Florida and Texas have opposed PPACA. They refused to set up PPACA exchanges or expand their Medicaid programs. The U.S. Department of Health and Human Services (HHS) is running the exchange programs in Florida and Texas through the HealthCare.gov system.

The Commonwealth Fund analysts did not adjust the data for income level, or provide any data showing how uninsured rates or other indicators have changed over time, but they did report that the overall U.S. uninsured rate for adults ages 19 to 65 who participated in the survey was 16 percent.

The uninsured rate for the survey participants was 12 percent in New York, 17 percent in California, 21 percent in Florida and 30 percent in Texas.
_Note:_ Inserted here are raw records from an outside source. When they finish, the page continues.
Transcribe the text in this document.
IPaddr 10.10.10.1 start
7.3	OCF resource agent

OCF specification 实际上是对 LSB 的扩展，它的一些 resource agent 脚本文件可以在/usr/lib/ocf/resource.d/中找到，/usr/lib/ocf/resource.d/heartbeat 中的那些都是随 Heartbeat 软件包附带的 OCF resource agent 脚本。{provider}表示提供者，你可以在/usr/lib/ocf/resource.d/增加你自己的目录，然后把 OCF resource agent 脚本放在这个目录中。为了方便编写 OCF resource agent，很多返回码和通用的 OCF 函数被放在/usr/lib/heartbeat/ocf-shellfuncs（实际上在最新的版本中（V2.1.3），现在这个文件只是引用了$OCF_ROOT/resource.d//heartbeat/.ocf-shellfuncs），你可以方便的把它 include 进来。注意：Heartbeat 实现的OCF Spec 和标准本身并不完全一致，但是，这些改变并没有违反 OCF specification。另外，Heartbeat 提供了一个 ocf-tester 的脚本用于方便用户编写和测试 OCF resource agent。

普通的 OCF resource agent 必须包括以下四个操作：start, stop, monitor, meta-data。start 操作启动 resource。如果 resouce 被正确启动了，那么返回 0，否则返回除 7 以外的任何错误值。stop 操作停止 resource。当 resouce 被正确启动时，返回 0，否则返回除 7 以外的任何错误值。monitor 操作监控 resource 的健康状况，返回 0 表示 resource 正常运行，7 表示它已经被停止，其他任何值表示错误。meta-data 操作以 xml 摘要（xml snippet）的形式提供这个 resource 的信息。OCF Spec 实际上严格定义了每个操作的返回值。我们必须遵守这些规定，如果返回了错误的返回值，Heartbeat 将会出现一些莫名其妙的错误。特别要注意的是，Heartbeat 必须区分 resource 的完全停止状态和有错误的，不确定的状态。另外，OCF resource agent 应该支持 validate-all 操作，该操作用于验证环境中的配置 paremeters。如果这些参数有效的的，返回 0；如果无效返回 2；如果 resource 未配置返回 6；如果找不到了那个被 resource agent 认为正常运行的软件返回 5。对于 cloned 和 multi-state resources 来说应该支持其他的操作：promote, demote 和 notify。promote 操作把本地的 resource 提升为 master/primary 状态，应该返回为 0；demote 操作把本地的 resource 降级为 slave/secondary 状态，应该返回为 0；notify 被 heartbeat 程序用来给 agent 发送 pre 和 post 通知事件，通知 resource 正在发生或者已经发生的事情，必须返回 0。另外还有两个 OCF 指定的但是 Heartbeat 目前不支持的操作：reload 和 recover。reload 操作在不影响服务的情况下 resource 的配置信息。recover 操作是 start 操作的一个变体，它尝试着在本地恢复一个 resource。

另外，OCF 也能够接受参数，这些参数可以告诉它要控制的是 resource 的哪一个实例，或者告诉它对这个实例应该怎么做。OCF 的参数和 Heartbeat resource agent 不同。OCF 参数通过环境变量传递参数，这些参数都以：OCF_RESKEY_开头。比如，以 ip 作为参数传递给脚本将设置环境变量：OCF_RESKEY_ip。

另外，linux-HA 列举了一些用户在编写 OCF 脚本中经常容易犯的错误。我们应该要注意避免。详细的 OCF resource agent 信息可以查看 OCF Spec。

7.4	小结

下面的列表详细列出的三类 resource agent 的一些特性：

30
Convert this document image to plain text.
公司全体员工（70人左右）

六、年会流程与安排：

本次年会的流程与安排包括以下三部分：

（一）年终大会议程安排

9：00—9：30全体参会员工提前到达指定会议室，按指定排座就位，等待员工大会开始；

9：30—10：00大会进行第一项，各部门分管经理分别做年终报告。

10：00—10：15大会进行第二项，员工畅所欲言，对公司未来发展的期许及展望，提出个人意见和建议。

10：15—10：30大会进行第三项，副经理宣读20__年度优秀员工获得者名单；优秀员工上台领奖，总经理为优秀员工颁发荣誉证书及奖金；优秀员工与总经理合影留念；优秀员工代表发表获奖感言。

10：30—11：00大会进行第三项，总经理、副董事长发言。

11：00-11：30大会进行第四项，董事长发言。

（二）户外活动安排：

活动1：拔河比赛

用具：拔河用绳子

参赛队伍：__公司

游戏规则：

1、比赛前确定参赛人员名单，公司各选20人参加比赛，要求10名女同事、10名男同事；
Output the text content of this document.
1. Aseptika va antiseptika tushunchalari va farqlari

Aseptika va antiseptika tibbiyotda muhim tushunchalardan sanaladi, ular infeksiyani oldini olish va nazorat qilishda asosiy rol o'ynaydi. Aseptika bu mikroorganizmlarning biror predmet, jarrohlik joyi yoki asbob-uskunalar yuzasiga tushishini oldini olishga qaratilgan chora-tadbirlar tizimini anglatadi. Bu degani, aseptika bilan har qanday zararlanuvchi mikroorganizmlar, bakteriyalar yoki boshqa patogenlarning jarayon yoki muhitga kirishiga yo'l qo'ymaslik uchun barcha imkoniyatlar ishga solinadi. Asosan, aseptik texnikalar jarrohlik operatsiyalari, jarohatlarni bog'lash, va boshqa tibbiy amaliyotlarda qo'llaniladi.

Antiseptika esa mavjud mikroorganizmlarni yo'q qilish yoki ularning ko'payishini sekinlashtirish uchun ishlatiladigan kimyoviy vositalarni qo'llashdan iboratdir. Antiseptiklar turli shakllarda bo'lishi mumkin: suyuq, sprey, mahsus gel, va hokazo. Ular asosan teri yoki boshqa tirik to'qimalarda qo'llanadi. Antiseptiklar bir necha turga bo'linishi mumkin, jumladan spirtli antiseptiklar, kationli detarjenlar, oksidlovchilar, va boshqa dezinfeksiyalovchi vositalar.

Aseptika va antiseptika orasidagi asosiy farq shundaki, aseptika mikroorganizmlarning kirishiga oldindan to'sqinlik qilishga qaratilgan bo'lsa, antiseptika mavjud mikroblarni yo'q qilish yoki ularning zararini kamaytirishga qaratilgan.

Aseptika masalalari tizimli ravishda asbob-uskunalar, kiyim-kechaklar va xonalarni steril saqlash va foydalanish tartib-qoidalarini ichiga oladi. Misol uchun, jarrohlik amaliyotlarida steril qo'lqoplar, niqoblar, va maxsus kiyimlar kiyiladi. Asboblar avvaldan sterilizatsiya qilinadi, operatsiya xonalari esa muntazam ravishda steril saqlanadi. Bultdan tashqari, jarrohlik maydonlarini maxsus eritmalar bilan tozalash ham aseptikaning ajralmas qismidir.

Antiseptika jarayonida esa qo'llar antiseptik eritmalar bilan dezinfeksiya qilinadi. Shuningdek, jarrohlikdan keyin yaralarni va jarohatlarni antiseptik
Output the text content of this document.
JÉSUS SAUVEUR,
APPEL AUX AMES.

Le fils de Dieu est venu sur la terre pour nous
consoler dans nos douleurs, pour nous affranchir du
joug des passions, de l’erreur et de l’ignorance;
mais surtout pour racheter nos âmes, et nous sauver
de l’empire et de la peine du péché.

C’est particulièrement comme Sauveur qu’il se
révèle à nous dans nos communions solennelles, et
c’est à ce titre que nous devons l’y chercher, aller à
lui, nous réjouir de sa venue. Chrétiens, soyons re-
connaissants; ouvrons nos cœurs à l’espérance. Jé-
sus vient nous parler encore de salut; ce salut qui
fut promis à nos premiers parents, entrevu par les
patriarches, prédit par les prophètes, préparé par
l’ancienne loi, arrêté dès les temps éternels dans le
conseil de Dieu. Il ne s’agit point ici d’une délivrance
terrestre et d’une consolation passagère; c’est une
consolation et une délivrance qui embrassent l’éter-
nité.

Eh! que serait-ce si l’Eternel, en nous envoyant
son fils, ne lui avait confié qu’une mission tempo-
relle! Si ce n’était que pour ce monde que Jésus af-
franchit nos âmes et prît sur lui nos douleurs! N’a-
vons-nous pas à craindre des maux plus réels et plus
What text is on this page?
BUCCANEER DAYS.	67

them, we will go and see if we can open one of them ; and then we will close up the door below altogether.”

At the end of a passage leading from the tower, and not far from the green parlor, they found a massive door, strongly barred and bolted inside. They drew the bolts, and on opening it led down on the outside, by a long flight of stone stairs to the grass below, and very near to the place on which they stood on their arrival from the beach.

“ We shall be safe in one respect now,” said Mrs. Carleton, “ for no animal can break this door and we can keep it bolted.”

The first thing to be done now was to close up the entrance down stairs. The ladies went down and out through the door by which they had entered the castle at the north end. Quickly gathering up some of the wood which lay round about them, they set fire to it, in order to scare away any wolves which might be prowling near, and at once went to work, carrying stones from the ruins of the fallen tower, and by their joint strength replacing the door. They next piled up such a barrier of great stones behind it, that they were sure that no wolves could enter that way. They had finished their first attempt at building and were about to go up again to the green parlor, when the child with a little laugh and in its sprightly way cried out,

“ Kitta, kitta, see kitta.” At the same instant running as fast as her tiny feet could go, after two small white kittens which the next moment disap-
Review of the Texas data shows that uninsured rates were much higher in Texas for every demographic subgroup, and that the gap was worse for the highest-income Texans than for other lower-income Texas.

When the analysts broke the adult uninsured rate down by income, for example, they found that the U.S. uninsured rate was 27 percent for people with income under 100 percent of federal poverty level (FPL), 16 percent for people with income of 100 percent to 399 percent of FPL, and 3 percent for people with income of 400 percent of FPL or higher.

In Florida, the comparable percentages were a little higher. There, the uninsured rate was 33 percent for low-income residents, 22 percent for middle-income residents, and 4 percent for high-income residents.

In Texas, the uninsured rate was 51 percent for low-income residents, 28 percent for middle-income residents — and 7 percent for high-income residents.

In other words: low-income Texans were about 66 percent more likely to be uninsured than middle-income Florida residents, and middle-income Texans were about 33 percent more likely to be uninsured than middle-income Florida residents.

See also: Health costs slam middle-income Americans

High-income Texans were 75 percent more likely to be uninsured than high-income Florida residents, and more than twice as likely to be uninsured than high-income Americans as a whole.

Texans also reported having worse access to health care, but the health care access gap was smaller than the uninsured rate gap.

About 43 percent of Texans reported having some kind of cost-related access problem in the previous 12 months, compared with 43 percent of the Florida residents and 36 percent of all U.S. residents.

See also: 5 rich countries where it’s hard to see a doctor

The analysts did not break the care access data in the states down by insured states or income level.